HOW TO DEAL WITH ADDICTION
If you know someone who struggles with an addiction and you don’t know how to cope or deal with the situation, follow the steps below and make sure to give yourself the same amount of love and support as you give to the addict.
- Accept the reality, but don’t dwell on it.
- Learn about the addiction and how you can help. Do your research, read a few books and attend a meeting.
- Accept you CAN NOT control everything.
- Realize you can’t help someone who does not want help. There is a HUGE difference between helping and enabling.
- Understand that putting yourself first DOES NOT mean you’re selfish. Seriously!
- Learn to balance your life all while being a positive support system. Whatever you give the addict, give back to yourself.
- Ask for help! I certainly didn’t get through this alone. I wouldn’t have been able to get through this whole experience if it wasn’t for my sisters, my close-friends, my family and my therapist.
- Talk to me. Seriously! I am here for you babe. <3 We can get through this together.
Follow these steps and your life will be easier. Trust me! Although I made these steps short, simple and to the point, they aren’t as easy as they seem. Everything will take time so please have patience and remember that you can’t accomplish the world in one day. Whether or not you or someone you love is ready to recover and get their life back together, I have listed a few resources below that you can use or bookmark. Most of these resources are open 365 days a year and are available 24/7.
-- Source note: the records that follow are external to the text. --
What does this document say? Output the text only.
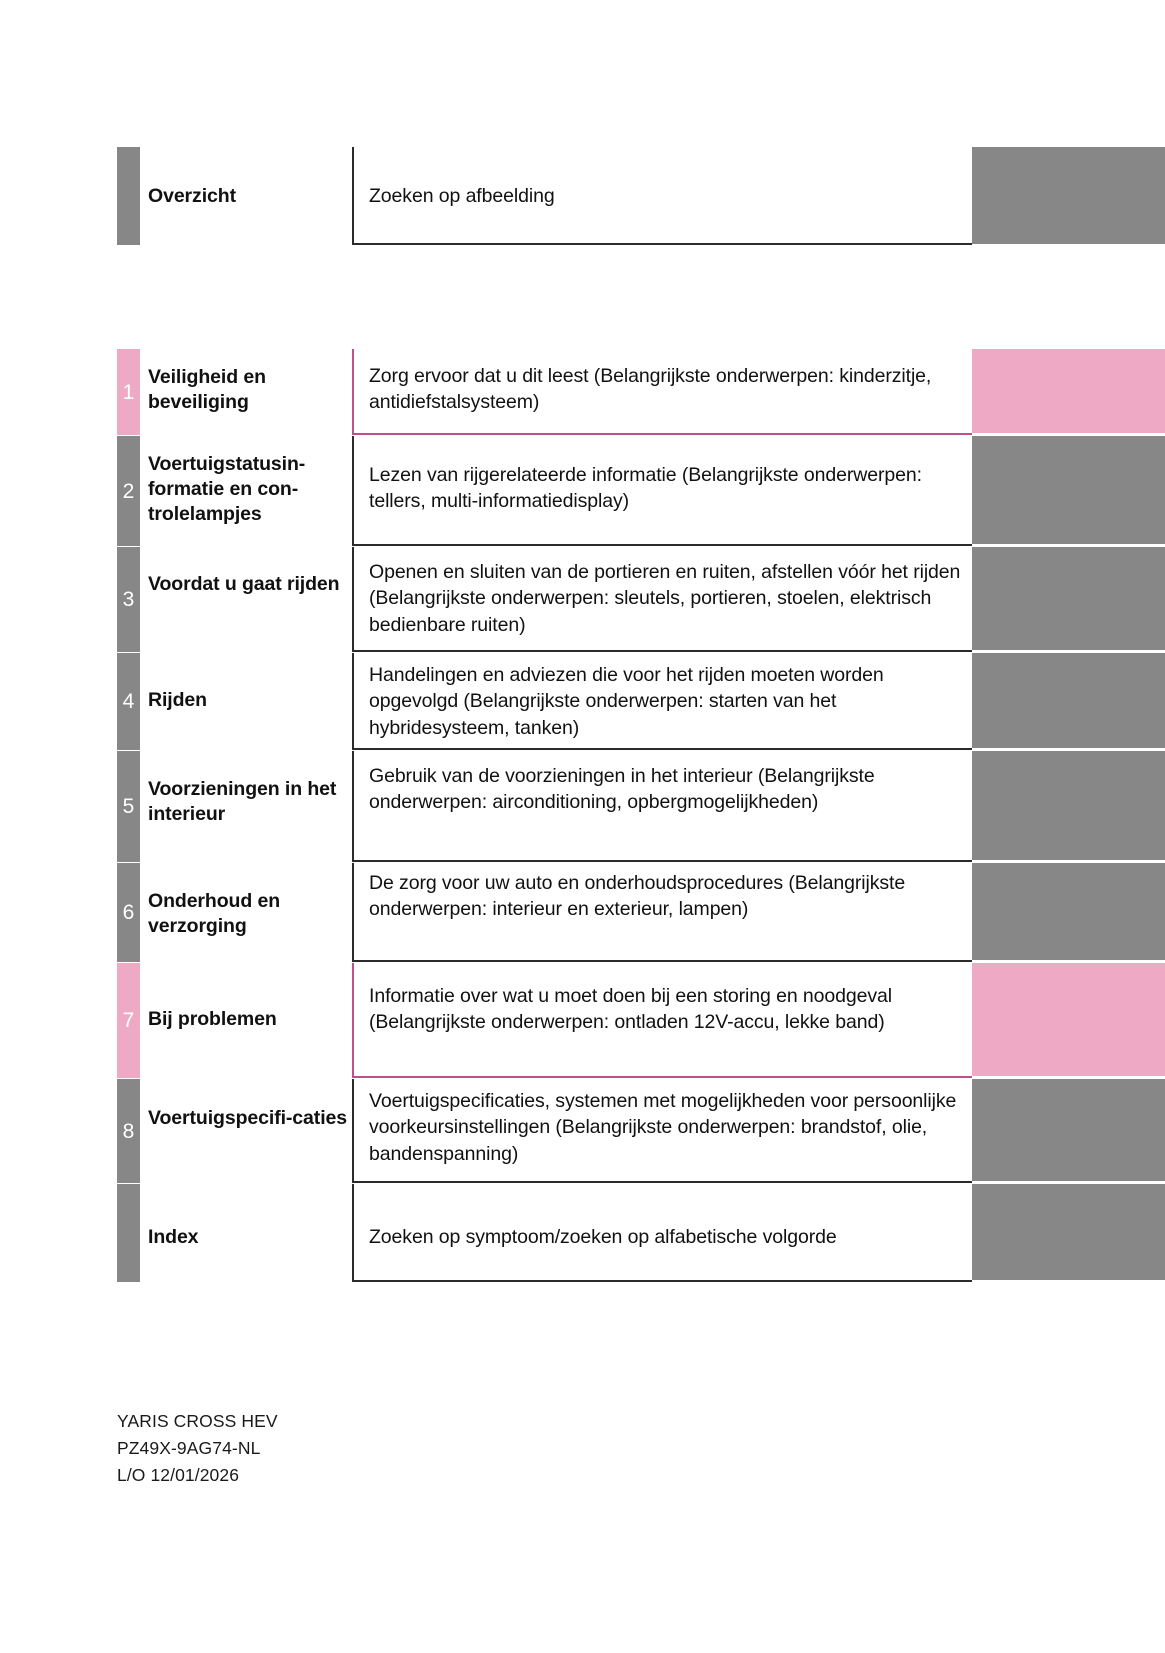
Overzicht	Zoeken op afbeelding
1
Veiligheid en beveiliging
Zorg ervoor dat u dit leest (Belangrijkste onderwerpen: kinderzitje, antidiefstalsysteem)
2
Voertuigstatusin-formatie en con-trolelampjes
Lezen van rijgerelateerde informatie (Belangrijkste onderwerpen: tellers, multi-informatiedisplay)
3
Voordat u gaat rijden
Openen en sluiten van de portieren en ruiten, afstellen vóór het rijden (Belangrijkste onderwerpen: sleutels, portieren, stoelen, elektrisch bedienbare ruiten)
4 Rijden
Handelingen en adviezen die voor het rijden moeten worden opgevolgd (Belangrijkste onderwerpen: starten van het hybridesysteem, tanken)
5
Voorzieningen in het interieur
Gebruik van de voorzieningen in het interieur (Belangrijkste onderwerpen: airconditioning, opbergmogelijkheden)
6 Onderhoud en verzorging
De zorg voor uw auto en onderhoudsprocedures (Belangrijkste onderwerpen: interieur en exterieur, lampen)
7 Bij problemen
Informatie over wat u moet doen bij een storing en noodgeval (Belangrijkste onderwerpen: ontladen 12V-accu, lekke band)
8
Voertuigspecifi-caties
Voertuigspecificaties, systemen met mogelijkheden voor persoonlijke voorkeursinstellingen (Belangrijkste onderwerpen: brandstof, olie, bandenspanning)
Index	Zoeken op symptoom/zoeken op alfabetische volgorde
YARIS CROSS HEV
PZ49X-9AG74-NL
L/O 12/01/2026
- Addiction | 1-877-671-1785 or https://www.addiction.com/meetingfinder/
- Addiction Center | 1-888-982-3077 or https://www.addictioncenter.com
- Drug Abuse | 1-888-744-0069 or http://drugabuse.com
- Narcotics Anonymous | https://www.na.org/meetingsearch/
- Recovery.org | 1-888-978-5389 or http://www.recovery.org
- The Dunes East Hamptons | https://theduneseasthampton.com
Another great resource: 6 things to do if your loved one is struggling with Addiction.
When I started developing the lingerie photographed for High by the Beach was when I was hit hard with my devastating reality. I used my creativity to channel my emotions through my designs and my lingerie look book. From muted peach tones to floral prints and darkly seductive mesh silhouettes, I created a mix of lingerie based on how I felt and what would make me feel better.
Photographed above is the Nancy Eyelash Lace Babydoll, by far one of my favorite designs to-date. Featuring demi style bra cups, a sexy triangle cut out at the waist and a full power mesh skirt, the Nancy Eyelash Babydoll represents the darkness I’ve created for myself through his addiction. The all-over lace bodice represents the rigidness of the situation. Although dark, it is still delicate and feminine. The full power mesh skirt represents freedom, since the skirt literally dances with the wind not constraining or conforming to your body or life it itself.
High by the Beach is by far one of the most emotional lingerie look books I have ever released. It hits home for me, and it hits it hard. Browsing all of these photographs together brings tears to my eyes not because I am sad, but because I am happy that I was able to overcome such a huge obstacle in my life and learn put myself first. At the end of the day, Alexandrea Anissa isn’t about making profit or getting x amount of exposure, it is my visual diary, my life and everything I aspire to be one day.
Have you or someone you loved ever struggle with an addiction? How did you or they cope or deal with the situation? What was your outlet?